The first postcondition asserts that either i is the number of items in the haystack, or i is the index of a needle.

The second postcondition asserts that a needle doesn't appear in the haystack anywhere earlier than index i. Therefore the program found the first needle, if it found any needle.

Thus if these postconditions are true, the program did what we wanted.

A “precondition” is an assertion about the state of the program that, when combined with the program's subsequent actions, can be used to prove the postconditions. We can add preconditions to our example program:

i = 0
while i < haystack.count && haystack[i] != needle {
    haystack[0 ... i].forEach { assert($0 != needle) } // precondition
    i = i + 1
}
assert(i == haystack.count || haystack[i] == needle) // first postcondition
haystack[0 ..< i].forEach { assert($0 != needle) } // second postcondition

(Note: 0 ... i means all j such that 0 ≤ j ≤ i.)

The precondition tells us that all of the haystack elements up to and including the element at index i are not the needle.

You can use induction to prove that the precondition is true every time the program reaches it.
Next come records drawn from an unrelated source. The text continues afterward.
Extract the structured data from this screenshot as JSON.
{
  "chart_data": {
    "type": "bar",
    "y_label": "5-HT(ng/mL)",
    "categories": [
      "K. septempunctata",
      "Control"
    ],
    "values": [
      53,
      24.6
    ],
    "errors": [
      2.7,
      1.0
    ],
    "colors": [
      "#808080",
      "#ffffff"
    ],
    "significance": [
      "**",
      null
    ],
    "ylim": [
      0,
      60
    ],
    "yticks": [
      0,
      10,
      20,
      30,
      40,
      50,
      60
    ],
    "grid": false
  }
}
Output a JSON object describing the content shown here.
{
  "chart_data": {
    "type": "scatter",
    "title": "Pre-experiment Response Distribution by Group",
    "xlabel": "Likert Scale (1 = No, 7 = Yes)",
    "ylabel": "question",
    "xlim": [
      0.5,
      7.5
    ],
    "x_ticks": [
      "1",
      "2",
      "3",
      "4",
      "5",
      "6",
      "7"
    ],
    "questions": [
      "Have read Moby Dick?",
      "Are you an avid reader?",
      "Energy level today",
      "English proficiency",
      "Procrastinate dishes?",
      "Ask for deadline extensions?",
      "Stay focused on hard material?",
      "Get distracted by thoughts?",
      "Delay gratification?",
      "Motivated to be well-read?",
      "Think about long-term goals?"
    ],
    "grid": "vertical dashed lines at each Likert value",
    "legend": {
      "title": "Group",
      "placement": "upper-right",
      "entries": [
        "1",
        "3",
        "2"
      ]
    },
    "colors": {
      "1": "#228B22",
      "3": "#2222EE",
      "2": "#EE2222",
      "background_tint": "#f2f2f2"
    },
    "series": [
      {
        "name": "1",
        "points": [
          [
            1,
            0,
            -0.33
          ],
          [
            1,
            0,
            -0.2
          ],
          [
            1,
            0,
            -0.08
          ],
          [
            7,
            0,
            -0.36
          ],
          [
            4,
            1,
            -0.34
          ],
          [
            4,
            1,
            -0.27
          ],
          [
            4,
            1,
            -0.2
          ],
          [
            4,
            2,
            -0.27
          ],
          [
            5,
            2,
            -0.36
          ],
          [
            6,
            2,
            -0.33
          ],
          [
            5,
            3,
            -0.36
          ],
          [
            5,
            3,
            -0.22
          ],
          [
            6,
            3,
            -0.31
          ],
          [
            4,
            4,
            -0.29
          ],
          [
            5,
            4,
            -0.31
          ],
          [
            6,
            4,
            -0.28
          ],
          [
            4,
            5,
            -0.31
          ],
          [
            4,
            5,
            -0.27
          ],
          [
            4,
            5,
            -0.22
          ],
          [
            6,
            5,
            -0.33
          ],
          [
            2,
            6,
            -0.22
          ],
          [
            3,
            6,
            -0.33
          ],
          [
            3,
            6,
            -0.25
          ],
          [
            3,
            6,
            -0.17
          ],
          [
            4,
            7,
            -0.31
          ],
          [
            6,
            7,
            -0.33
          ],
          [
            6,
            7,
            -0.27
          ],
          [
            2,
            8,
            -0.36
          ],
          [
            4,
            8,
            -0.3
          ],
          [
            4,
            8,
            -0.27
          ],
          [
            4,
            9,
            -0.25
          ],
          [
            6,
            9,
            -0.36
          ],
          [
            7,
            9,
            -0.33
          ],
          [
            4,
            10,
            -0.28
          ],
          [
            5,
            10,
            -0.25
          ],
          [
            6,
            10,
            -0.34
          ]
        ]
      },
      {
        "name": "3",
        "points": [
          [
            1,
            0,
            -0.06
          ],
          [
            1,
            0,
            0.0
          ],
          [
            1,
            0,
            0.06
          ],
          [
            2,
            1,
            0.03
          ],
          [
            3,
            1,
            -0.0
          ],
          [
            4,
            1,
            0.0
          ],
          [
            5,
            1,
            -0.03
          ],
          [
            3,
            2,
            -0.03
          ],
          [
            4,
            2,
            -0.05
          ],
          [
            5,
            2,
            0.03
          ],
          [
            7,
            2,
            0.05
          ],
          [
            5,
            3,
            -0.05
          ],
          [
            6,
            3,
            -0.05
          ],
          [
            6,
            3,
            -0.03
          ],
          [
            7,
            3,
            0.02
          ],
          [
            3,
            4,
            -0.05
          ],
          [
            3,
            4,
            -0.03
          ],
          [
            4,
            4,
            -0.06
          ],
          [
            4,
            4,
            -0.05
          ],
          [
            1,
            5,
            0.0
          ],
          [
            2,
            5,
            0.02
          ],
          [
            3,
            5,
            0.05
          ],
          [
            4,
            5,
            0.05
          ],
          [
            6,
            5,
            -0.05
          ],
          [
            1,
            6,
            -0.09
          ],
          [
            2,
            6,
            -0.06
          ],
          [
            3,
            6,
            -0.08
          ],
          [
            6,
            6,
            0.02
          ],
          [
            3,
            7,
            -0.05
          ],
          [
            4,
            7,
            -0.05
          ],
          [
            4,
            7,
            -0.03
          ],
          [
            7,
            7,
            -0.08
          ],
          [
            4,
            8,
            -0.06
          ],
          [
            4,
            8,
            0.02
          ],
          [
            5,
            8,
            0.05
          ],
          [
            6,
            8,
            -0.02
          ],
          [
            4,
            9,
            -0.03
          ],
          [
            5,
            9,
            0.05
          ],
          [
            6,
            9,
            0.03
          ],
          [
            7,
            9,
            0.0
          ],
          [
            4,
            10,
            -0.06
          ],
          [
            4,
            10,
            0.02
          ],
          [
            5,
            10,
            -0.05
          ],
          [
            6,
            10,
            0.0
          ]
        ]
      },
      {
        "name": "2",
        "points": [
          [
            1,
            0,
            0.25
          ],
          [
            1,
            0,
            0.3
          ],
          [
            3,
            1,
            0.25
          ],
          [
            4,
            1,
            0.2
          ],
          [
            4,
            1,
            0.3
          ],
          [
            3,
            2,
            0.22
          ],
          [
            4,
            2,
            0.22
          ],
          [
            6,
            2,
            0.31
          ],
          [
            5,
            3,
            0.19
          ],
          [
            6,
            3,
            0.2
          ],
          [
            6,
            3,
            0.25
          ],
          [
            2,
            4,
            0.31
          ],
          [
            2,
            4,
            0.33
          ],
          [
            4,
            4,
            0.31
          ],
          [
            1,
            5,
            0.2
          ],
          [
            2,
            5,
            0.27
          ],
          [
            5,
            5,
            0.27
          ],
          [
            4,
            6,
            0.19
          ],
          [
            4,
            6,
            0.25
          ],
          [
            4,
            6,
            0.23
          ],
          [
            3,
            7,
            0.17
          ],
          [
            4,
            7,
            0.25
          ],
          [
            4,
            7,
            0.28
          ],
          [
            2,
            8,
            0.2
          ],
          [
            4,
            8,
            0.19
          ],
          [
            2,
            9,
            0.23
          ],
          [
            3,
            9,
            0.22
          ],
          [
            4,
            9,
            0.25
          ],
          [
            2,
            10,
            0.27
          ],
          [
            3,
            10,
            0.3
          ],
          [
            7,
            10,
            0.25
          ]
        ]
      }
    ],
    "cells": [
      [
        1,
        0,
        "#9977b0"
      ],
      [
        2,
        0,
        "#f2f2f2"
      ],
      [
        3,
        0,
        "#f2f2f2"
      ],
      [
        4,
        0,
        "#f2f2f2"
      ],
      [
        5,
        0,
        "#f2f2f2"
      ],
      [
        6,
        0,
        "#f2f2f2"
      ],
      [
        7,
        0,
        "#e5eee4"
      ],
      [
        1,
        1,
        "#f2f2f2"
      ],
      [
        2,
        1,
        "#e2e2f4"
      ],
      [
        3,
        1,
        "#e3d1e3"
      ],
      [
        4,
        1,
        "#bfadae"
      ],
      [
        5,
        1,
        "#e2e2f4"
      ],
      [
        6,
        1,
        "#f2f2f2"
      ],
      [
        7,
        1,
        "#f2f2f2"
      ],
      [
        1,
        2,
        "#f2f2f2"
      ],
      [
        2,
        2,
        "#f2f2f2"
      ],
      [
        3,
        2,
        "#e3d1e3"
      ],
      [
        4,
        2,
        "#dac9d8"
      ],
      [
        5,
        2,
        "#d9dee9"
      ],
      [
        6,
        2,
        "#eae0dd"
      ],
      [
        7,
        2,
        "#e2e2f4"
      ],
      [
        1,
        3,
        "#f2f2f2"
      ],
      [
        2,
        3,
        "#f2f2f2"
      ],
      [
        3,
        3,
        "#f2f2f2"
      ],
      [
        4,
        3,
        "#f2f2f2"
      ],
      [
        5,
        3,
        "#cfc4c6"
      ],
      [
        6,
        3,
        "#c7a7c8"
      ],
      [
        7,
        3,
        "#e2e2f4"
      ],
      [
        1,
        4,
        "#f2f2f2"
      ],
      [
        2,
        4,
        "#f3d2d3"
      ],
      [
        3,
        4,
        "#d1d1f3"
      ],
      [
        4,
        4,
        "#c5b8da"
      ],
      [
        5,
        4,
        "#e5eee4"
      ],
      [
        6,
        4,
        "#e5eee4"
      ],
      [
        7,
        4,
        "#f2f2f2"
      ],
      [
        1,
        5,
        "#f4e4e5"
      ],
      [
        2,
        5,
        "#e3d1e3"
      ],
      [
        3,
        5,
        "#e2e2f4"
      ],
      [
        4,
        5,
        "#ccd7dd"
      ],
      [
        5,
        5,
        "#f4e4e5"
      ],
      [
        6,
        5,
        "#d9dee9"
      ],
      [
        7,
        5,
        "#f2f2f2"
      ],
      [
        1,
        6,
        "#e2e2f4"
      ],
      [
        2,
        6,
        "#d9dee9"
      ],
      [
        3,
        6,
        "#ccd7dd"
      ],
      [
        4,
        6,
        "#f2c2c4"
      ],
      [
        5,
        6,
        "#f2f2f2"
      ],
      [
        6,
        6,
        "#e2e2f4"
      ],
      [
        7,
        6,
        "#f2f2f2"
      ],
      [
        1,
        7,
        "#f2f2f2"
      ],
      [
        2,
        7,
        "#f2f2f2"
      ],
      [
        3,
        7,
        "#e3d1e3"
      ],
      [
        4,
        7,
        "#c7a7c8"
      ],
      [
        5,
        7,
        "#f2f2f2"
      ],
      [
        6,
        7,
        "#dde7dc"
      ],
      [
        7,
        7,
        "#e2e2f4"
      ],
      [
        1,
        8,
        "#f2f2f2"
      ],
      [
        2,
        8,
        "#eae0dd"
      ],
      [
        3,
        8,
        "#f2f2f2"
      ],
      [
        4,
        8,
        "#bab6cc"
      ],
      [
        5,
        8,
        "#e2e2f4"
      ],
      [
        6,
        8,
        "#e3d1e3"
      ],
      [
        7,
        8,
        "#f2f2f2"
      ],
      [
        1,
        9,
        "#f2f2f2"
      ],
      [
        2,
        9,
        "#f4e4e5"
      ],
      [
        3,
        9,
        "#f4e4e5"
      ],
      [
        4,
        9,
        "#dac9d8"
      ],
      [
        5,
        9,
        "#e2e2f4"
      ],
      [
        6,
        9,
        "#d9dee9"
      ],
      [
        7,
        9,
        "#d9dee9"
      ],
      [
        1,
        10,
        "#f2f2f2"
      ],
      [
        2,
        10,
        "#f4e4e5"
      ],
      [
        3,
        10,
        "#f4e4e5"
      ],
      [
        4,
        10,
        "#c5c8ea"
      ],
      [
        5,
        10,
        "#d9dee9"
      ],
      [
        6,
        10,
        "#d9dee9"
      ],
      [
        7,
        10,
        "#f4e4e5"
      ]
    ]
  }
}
The loop ends when its condition is false, which means the first postcondition is true. (The first postcondition is the contrapositive of the loop condition.) The fact that the loop precondition was true means that the second postcondition is also true.

That's the wrong way of doing that math with this individual. First the variables aren't all there and the solution loop is incorrect due to the simple fact of missing variables . Furthermore because of said missing variables and instability in the actual equation you cannot get a solution to this equation without a double blind study and 1 absolute variable. Which insequently voids the point of your equation to begin with. Lastly as that I happen to be a magic wielding semi intelligent smart ass I could argue that if one wishes to find a needle in a haystack one would simply light a match and wait. When said haystack is gone use a magnet. Problem solved no math.